Companies may need less office space, which could hit prices and have a knock-on effect for Britain’s pension funds as many hold considerable real estate
The value of commercial real estate in the UK is under threat, as employees continue to work from home amid the coronavirus outbreak.
Companies are reviewing their property requirements and may need less office space, which could hit prices and have a knock-on effect for Britain’s pension funds — many hold considerable chunks of real estate.
Arguably, the market is already anticipating a repricing in assets given the net asset value discounts on the office landlords, warned Matthew Saperia, commercial real-estate analyst at stockbroker Peel Hunt.
Some of our clients will say, look what happened in retail 10 years ago when the internet started to become more popular. That was the canary in the coal mine. Fast-forward 10 years and look where we are, Covid-19 is the same canary for the office market, he added.
Various property funds are heavily exposed to offices. Kames’ £442m UK Property Income fund has more than half of its assets allocated to office property. Likewise, the smaller £411m Aviva UK Property Fund has its largest holding in office property — just over 35% of the portfolio.
The M&G Property Portfolio, which has been suspended since December, has its top holding in office property — just over 29% of the fund. Others including M&G Property Portfolio, Janus Henderson Property and Standard Life Investments Real Estate all invest in offices.
Up to half the UK workforce could work remotely when coronavirus lockdowns end, according to a report commissioned by Instant Offices, the world’s largest flexible office-space broker. It also said 70% of finance directors are planning to move part of their on-site workforce into remote roles after coronavirus, to cut costs.

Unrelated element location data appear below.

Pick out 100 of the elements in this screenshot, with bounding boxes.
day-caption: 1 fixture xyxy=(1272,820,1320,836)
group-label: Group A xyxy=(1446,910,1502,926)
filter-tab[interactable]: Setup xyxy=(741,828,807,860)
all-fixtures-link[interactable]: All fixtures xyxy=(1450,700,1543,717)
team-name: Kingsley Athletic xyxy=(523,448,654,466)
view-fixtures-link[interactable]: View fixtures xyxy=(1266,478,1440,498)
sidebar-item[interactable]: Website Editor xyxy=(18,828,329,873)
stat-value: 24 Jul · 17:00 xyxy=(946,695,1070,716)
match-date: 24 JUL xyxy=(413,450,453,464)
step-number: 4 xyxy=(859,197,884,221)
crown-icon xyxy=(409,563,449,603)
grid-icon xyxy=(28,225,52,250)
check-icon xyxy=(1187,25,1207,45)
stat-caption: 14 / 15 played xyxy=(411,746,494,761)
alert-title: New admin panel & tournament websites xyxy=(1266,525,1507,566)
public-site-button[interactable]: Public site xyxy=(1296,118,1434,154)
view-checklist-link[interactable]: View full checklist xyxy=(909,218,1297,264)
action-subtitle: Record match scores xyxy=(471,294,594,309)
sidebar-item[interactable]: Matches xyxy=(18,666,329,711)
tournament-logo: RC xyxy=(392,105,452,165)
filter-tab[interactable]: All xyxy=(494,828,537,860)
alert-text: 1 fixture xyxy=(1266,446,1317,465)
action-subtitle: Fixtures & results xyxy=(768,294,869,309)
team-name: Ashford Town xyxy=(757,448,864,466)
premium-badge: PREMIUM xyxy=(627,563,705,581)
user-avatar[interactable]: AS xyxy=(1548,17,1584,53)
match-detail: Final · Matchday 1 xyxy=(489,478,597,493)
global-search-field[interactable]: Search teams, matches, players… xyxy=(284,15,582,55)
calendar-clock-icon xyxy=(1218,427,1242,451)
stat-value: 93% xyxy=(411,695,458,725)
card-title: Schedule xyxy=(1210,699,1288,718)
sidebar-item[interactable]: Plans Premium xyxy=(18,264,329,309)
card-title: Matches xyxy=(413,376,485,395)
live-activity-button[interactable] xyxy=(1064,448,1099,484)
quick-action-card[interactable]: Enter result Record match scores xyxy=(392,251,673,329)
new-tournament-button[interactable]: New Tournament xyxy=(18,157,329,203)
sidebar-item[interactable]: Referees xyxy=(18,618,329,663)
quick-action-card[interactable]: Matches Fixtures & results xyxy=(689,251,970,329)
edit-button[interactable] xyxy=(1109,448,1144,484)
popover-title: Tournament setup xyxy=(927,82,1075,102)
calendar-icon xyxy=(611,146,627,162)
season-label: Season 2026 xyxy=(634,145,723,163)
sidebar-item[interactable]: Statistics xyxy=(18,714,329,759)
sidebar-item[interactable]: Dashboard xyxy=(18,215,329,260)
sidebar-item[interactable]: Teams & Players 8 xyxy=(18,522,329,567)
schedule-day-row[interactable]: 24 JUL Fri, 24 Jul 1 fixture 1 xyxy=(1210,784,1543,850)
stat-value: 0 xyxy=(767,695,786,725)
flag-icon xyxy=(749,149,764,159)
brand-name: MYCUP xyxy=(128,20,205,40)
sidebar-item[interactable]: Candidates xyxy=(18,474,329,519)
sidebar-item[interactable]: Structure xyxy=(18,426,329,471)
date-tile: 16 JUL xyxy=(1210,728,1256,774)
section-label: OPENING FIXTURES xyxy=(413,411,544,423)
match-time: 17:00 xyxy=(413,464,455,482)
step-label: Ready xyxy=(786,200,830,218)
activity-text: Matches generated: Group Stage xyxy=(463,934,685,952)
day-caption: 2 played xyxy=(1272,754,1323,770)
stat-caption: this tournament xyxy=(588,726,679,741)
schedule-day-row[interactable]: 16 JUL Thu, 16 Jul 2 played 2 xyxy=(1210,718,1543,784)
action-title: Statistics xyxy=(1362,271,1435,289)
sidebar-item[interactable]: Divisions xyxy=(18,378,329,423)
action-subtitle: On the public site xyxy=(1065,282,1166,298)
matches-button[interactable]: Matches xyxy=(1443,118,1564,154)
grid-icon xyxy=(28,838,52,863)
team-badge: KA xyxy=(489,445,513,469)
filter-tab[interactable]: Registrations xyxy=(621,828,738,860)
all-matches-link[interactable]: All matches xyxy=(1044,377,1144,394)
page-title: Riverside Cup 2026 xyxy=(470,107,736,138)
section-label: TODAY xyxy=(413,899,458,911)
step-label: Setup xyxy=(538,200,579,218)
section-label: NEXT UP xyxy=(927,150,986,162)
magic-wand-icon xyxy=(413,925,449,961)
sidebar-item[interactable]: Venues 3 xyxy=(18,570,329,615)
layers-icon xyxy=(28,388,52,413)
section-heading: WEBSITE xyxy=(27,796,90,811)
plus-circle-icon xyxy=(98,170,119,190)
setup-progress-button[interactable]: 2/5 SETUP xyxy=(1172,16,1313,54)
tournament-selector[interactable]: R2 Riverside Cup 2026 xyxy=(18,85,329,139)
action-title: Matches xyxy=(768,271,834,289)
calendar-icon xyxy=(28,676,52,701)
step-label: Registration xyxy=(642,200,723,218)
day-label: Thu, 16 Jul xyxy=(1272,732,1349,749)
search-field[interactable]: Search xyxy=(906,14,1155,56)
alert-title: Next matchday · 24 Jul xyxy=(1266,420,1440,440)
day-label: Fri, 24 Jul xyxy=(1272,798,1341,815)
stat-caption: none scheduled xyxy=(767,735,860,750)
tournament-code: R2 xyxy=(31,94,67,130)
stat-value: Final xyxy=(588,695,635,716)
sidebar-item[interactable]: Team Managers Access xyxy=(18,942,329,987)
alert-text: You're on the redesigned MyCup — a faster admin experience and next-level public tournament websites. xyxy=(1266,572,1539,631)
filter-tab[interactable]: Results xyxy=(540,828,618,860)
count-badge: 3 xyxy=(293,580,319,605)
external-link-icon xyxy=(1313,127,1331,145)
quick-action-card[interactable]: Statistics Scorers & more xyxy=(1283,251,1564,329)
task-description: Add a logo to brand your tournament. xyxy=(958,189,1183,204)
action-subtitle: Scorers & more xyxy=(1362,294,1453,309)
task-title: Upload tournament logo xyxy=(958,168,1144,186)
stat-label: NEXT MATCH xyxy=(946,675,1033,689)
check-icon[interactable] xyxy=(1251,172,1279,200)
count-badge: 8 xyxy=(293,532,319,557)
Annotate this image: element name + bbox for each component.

John Duckworth, managing director UK & EMEA of Instant Offices, told MarketWatch, the greatest social working experiment ever is just about to be completed, and it has kind of worked. There is a choice fundamentally for people to work across a spectrum which before didn’t exist.
I think anyone looking to sign a long-term lease or holding a long-term lease is going to be very concerned about the liability of what that represents, he said, adding that companies will move to hub-and-spoke models, where corporate headquarters are supported by smaller offices around London and other regions of the UK.
The trends were in place before coronavirus, he said, but it has forced companies to consider ways to incorporate home working and smaller, dispersed, flexible spaces, into the mix of leasing space.
One example of a company looking to scale back its use of office space is Savant Recruitment Experts, a boutique finance headhunting firm based in London and Reading.
Mark Sheldon, managing director at Savant, said that the firm had been planning to sign a new lease right before the coronavirus pandemic struck, but those plans were put on hold now staff are used to working remotely.
The firm’s 12 London-based staff are unlikely to go back to a full-time office set up, although Savant may still need a boardroom or flexible space in future for face-to-face meetings, Sheldon said.
“Many businesses were one or the other before — either fully flexible or all in the office. I think there will be much more of a hybrid in the future,” he said.
He expects the firm will reduce its overall property cost by between 40% and 50%.
But Mike Wiseman, head of office leasing at property investment firm British Land, told MarketWatch, there is a strong future for the office, the work-from-home experiment has worked, but it is not a long-term solution. He said companies will maintain work-from-home as an extension to the workplace, but will continue to invest in offices to attract and retain employees and boost productivity.
“The more progressive businesses have made that link between corporate and real estate strategy,” he said.
This has led to a divergence between demand for best-in-class office spaces, and what he calls “vanilla” offerings, for whom he said coronavirus will be a “huge wake-up call.”
Wiseman said the pandemic will cause companies to rethink office spaces entirely, from how much space they need in certain locations, to how they can boost collaboration and manage company culture.